Book review: “A Man for all Markets” – Edward O. Thorp
“A man for all markets” was a book I was eagerly waiting for. Although not as famous as other financial gurus like George Sorros or Warren Buffett, Ed Thorp in my opinion beats most of them when it comes to actual achievements. Among other things he
- developed the first system to “crack” Black Jack
- developed the first wearable computer in order to get an edge in Roulette
- became the first quant hedge fund after he switched from gambling to investing
- developed and used the option pricing formula years before Black and Scholes published it and latter received the Nobel prize
- met Warren Buffett in the 60ies and later invested into Berkshire at a price below 1000 USD per share (although he complained that he didn’t invest at 50 USD)
- proved for a client that Bernie Madoff was a fraud in the early 90ies, 15 years before the whole thing blew up
- created one of the best hedge fund track records of all times
- gave his “system” to Ken Griffin from Citadel who then created one of the most succesful Hedge Fund firms based on Thorp’s insights
The book starts with some childhood stories which show Ed Thorp as an introverted but clever guy who was most happy tinkering with stuff. He grew up in what we would now call “lower middle class” and had to work hard to get into university. Interestingly, he started studying physics but then switched to math because he could get his phd faster.
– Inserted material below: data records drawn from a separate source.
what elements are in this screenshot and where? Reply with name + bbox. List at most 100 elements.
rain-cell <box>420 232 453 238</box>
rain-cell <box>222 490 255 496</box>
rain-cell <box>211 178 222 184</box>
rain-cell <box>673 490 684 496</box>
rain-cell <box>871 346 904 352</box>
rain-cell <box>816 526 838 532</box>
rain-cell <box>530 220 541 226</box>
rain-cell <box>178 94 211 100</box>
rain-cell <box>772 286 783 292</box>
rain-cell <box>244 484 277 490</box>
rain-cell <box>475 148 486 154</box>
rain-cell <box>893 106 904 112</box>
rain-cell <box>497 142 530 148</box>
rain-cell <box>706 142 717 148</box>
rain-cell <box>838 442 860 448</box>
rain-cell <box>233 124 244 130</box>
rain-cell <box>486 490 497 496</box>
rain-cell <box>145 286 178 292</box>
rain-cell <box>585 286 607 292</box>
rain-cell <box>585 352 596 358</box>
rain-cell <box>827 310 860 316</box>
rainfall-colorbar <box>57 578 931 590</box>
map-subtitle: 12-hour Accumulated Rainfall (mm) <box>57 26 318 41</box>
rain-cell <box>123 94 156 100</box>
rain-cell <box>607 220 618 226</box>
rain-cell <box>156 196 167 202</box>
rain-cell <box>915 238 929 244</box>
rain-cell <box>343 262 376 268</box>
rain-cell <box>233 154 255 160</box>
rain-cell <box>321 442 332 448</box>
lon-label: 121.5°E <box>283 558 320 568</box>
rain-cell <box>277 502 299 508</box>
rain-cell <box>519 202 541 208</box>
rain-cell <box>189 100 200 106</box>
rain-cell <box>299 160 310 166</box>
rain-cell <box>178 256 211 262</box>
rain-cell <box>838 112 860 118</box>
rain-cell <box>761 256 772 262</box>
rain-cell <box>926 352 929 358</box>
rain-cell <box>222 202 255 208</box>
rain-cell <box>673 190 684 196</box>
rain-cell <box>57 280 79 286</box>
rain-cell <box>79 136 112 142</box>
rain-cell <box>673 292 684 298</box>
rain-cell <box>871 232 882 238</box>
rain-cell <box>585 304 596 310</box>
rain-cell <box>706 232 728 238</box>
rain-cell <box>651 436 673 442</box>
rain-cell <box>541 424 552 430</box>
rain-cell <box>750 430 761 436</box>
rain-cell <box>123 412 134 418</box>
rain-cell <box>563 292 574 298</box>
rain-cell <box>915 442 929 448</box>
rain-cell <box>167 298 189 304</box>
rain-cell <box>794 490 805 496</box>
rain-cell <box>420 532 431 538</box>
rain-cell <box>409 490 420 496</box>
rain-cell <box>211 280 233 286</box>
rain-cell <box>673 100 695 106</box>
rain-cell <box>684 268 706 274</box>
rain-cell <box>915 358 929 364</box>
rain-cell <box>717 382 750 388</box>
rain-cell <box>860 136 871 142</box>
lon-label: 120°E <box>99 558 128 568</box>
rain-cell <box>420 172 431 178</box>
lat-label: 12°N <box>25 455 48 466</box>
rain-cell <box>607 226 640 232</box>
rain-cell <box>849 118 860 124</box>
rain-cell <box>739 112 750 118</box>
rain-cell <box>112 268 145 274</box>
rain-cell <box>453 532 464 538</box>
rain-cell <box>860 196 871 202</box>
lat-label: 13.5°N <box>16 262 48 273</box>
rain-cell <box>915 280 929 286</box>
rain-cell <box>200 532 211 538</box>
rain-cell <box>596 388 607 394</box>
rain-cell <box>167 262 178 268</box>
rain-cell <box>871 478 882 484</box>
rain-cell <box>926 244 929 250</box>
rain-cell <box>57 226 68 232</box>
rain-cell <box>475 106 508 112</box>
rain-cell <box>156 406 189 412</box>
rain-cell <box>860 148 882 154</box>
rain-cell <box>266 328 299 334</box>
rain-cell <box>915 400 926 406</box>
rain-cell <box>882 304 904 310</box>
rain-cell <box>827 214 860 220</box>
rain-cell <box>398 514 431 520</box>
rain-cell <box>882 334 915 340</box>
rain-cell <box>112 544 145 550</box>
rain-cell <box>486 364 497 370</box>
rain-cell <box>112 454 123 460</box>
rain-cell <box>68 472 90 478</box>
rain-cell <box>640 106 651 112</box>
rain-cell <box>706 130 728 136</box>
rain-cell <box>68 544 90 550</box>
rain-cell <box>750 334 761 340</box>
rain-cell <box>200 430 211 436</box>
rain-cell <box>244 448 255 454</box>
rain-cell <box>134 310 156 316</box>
I think the really remarkable aspect of Ed Thorp’s career is that he was 100% self tought. He didn’t go to any fancy business school or had some guru to teach him how it is done.
He describes that his way into finance was simply to read a few books during the university summer break including Benjamin Graham and then just applied his mathematical knowledge to the stock market.
One fun fact: I think this is the first time that I read about Warren Buffett’s beach house in California. Ed Thorp had been invited by Buffett at some point in time and describes it as a very nice house in a gated community with a great private beach. So much for humble old Warren only living in his old house in Farnam Street, Omaha, Nebraska.
Another interesting aspect was that he also seems to like “special situation” investing such as undervalued closed end funds, thrift conversions but also situations like 3Com/Palm etc..
Towards the end of the book, Ed Thorp shares his insights on the financial markets and life in general and also recommends index funds to “normal” investors.
As with the whole book, his advice is very down to earth (buy index funds or Berkshire Hathaway…)
I highly recommend this book to anyone interested in investing. Ed Thorp is a great character with so many unlikely achievements. For me the most inspiring aspect of this is that being “self-taught” really seems to be a clear advantage in investing, especially combined with a good grasp of probabilities.